There are four other Fcγ receptors; of these, FcγRIa (CD64a) and FcγRIIIb (CD16b) have seven and six glycosylation sites, respectively, and both exhibit higher glyco-heterogeneity than CD16a and bind IgG-type antibodies.32 CD64 binding with IgG-Fc is similarly dependent on N-linked glycosylation.33 We have found no reports on the effect of CD16b glycosylation for IgG-Fc binding. Post-HDX deglycosylation presents an opportunity to characterize the effect of glycosylation of other Fcγ receptors’ binding with IgG-Fc, likely showing the utility of this approach for increasingly complex glycoproteins.
PERSPECTIVE
Structural mass spectrometry is evolving to be an important tool in biotechnology, and progress can be expedited by academic/industry collaboration. This article reports research in such a collaboration. One purpose of this and several other past projects is to test feasibility and demonstrate applicability of protein footprinting (e.g., HDX, FPOP) to structure problems confronting these industries in discovery, development, and quality control of protein therapeutics. Some of the resulting papers represent method development, as does this article; others report applications of protein methods.

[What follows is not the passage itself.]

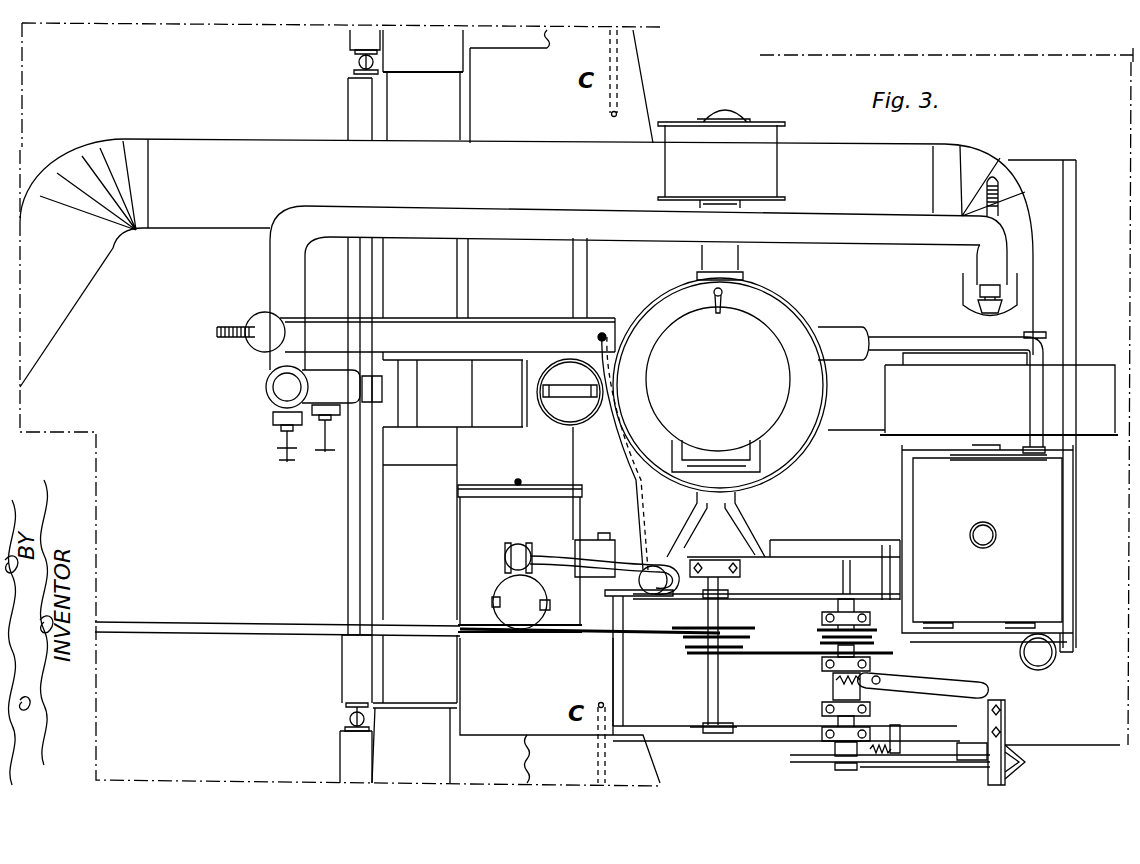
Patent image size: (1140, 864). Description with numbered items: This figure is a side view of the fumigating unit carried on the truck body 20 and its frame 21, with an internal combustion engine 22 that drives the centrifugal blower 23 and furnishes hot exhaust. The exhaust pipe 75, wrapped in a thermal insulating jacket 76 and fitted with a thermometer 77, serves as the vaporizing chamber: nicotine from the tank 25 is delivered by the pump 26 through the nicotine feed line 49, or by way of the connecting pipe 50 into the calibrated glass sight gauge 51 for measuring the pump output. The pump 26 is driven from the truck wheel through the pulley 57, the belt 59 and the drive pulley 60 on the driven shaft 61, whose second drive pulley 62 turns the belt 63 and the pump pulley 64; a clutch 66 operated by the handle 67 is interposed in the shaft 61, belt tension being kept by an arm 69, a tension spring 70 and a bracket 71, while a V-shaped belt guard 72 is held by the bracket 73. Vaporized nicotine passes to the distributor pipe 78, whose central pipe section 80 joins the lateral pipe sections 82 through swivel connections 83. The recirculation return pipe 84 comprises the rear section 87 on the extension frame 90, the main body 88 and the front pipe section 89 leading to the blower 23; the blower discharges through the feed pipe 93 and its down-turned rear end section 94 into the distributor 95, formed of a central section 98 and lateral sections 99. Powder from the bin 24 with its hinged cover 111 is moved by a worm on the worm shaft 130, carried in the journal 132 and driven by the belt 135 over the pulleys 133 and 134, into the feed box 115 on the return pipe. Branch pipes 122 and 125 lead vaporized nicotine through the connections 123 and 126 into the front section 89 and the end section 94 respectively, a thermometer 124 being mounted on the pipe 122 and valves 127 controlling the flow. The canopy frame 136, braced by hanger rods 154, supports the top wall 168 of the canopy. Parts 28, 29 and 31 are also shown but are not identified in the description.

The most extensive collaborations have been with Bristol-Myers Squibb34–38, followed by Genentech39–41, Pfizer42–43, Gilead44–45, Amgen46, and an earlier study with Eli Lilly47
The occasion of publishing this study as part of the special Focus makes it appropriate for me (MLG) to thank these several companies and their scientists for their encouragement and support, both scientific and financial.
Supplementary Material
ACKNOWLEDGMENT
This work was supported by the National Institutes of Health, NIGMS Grant P41GM103422 and R24GM136766 and by Eli Lilly Research Award Program.
Footnotes
Supporting Information
Experimental procedures for post-HDX deglycosylation, LC-MSMS mapping, LC-MS analyses, data processing, pepsin-coupled beads/PNGase A incubation optimization; all coverage maps for optimizing post-HDX deglycosylation incubation conditions; comparison of digestion products for different incubation conditions; peptide-level back-exchange for the optimized conditions; all kinetics plots for post-HDX deglycosylation of CD16a binding IgG1; averages and standard deviations for all HDX measurements (csv).
The Supporting Information is available free of charge on the ACS Publications website.
Conflict of Interest:
MLG is unpaid member of scientific advisory board of Protein Metrics, a software company building applications in HDX and MS.